For $k=3$ and a grid of $1000$ points, we get the following approximation $\hat{f}$. Here the function LinRange creates an array of equally spaced points.

In [6]:
k = 3
xgrid = LinRange(minimum(TV),maximum(TV),1000)
yhat = [mmids_knnregression(TV,sales,k,xnew) for xnew in xgrid];
In [7]:
scatter(TV, sales, legend=false, alpha=0.5)
plot!(xgrid, yhat, lw=2)

A higher $k$ gives something smoother.

In [8]:
k = 10
xgrid = LinRange(minimum(TV),maximum(TV),1000)
yhat = [mmids_knnregression(TV,sales,k,xnew) for xnew in xgrid];
In [9]:
scatter(TV, sales, legend=false, alpha=0.5)
plot!(xgrid, yhat, lw=2)

One downside of $k$-NN regression is that it does not give an easily interpretable relationship: if I increase my TV budget by $\Delta \$$, how is it expected to affect the sales? Another issue arises in high dimension where the counter-intuitive phenomena we discussed in the previous lectures can have a significant impact. Recall in particular the *High-dimensional Cube Theorem*. If we have $d$ predictors -- where $d$ is large -- and our data is distributed uniformly in a bounded region, then any given $\mathbf{x}$ will be far from any of our data points. In that case, the $y_i$-values of the closest $\mathbf{x}_i$'s may not be predictive. This is referred to as the Curse of Dimensionality.

One way out is to make stronger assumptions on the function $f$. For instance, we can assume that the true relationship is affine, that is,

$$ Y = \beta_0 + \beta_1 X + \epsilon. $$

Or if we have $d$ predictors:

$$ Y = \beta_0 + \sum_{j=1}^d \beta_j X_j + \epsilon. $$

This special case is called multiple linear regression.

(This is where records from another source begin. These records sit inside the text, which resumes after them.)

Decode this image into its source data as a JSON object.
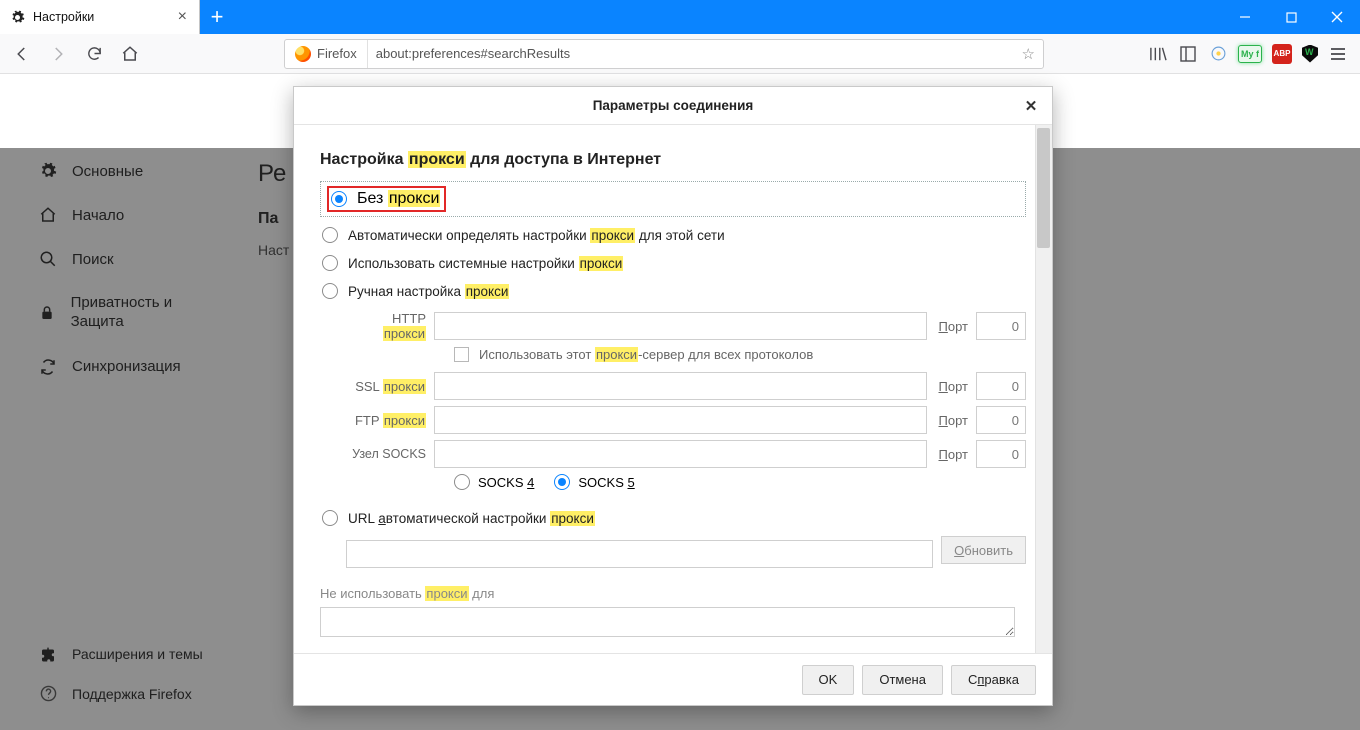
{
  "tab": {
    "title": "Настройки"
  },
  "url": {
    "brand": "Firefox",
    "address": "about:preferences#searchResults"
  },
  "sidebar": {
    "items": [
      {
        "label": "Основные"
      },
      {
        "label": "Начало"
      },
      {
        "label": "Поиск"
      },
      {
        "label": "Приватность и Защита"
      },
      {
        "label": "Синхронизация"
      }
    ],
    "bottom": [
      {
        "label": "Расширения и темы"
      },
      {
        "label": "Поддержка Firefox"
      }
    ]
  },
  "page": {
    "heading_prefix": "Ре",
    "sub1": "Па",
    "sub2": "Наст"
  },
  "dialog": {
    "title": "Параметры соединения",
    "heading_pre": "Настройка ",
    "heading_hl": "прокси",
    "heading_post": " для доступа в Интернет",
    "opt_no_pre": "Без ",
    "opt_no_hl": "прокси",
    "opt_auto_pre": "Автоматически определять настройки ",
    "opt_auto_hl": "прокси",
    "opt_auto_post": " для этой сети",
    "opt_sys_pre": "Использовать системные настройки ",
    "opt_sys_hl": "прокси",
    "opt_manual_pre": "Ручная настройка ",
    "opt_manual_hl": "прокси",
    "http_label_pre": "HTTP ",
    "http_label_hl": "прокси",
    "use_all_pre": "Использовать этот ",
    "use_all_hl": "прокси",
    "use_all_post": "-сервер для всех протоколов",
    "ssl_label_pre": "SSL ",
    "ssl_label_hl": "прокси",
    "ftp_label_pre": "FTP ",
    "ftp_label_hl": "прокси",
    "socks_label": "Узел SOCKS",
    "port_label": "Порт",
    "port_label_u": "П",
    "port_val": "0",
    "socks4_pre": "SOCKS ",
    "socks4_u": "4",
    "socks5_pre": "SOCKS ",
    "socks5_u": "5",
    "opt_pac_pre": "URL ",
    "opt_pac_u": "а",
    "opt_pac_mid": "втоматической настройки ",
    "opt_pac_hl": "прокси",
    "refresh_u": "О",
    "refresh_post": "бновить",
    "noproxy_pre": "Не использовать ",
    "noproxy_hl": "прокси",
    "noproxy_post": " для",
    "ok": "OK",
    "cancel": "Отмена",
    "help_pre": "С",
    "help_u": "п",
    "help_post": "равка"
  },
  "ext": {
    "myf": "My f",
    "abp": "ABP"
  }
}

How do estimate appropriate intercept and coefficients? The standard approach is to minimize the sum of the squared errors

$$ \sum_{i=1}^n \left(y_i - \left\{\hat\beta_0 + \sum_{j=1}^d \hat\beta_j x_{i,j}\right\}\right)^2. $$

This is a least-squares problem. We re-write it in a more convenient matrix form and combine the $\alpha$ with the $\beta_i$'s by adding a dummy predictor to each sample. Let

$$ \mathbf{y} = \begin{pmatrix} y_1 \\ y_2 \\ \vdots \\ y_n \end{pmatrix}, \quad\quad A = \begin{pmatrix} 1 & \mathbf{x}_1^T \\ 1 & \mathbf{x}_2^T \\ \vdots & \vdots \\ 1 & \mathbf{x}_n^T \end{pmatrix} \quad\text{and}\quad \boldsymbol{\beta} = \begin{pmatrix} \beta_0 \\ \beta_1 \\ \vdots \\ \beta_d \end{pmatrix}. $$

Then the least-squares problem is

$$ \min_{\boldsymbol{\beta}} \|\mathbf{y} - A \boldsymbol{\beta}\|^2. $$

In words, we are looking for a linear combination of the columns of $A$ that is closest to $\mathbf{y}$ in $2$-norm.

One could solve this optimization problem through calculus (and we will come back to this important approach later in the course), but understanding the geometrical and algebraic structure of the problem turns out to provide useful insight into its solution. It will also be an opportunity to review some basic linear-algebraic concepts along the way.

We come back to the Advertising dataset in the accompanying notebook.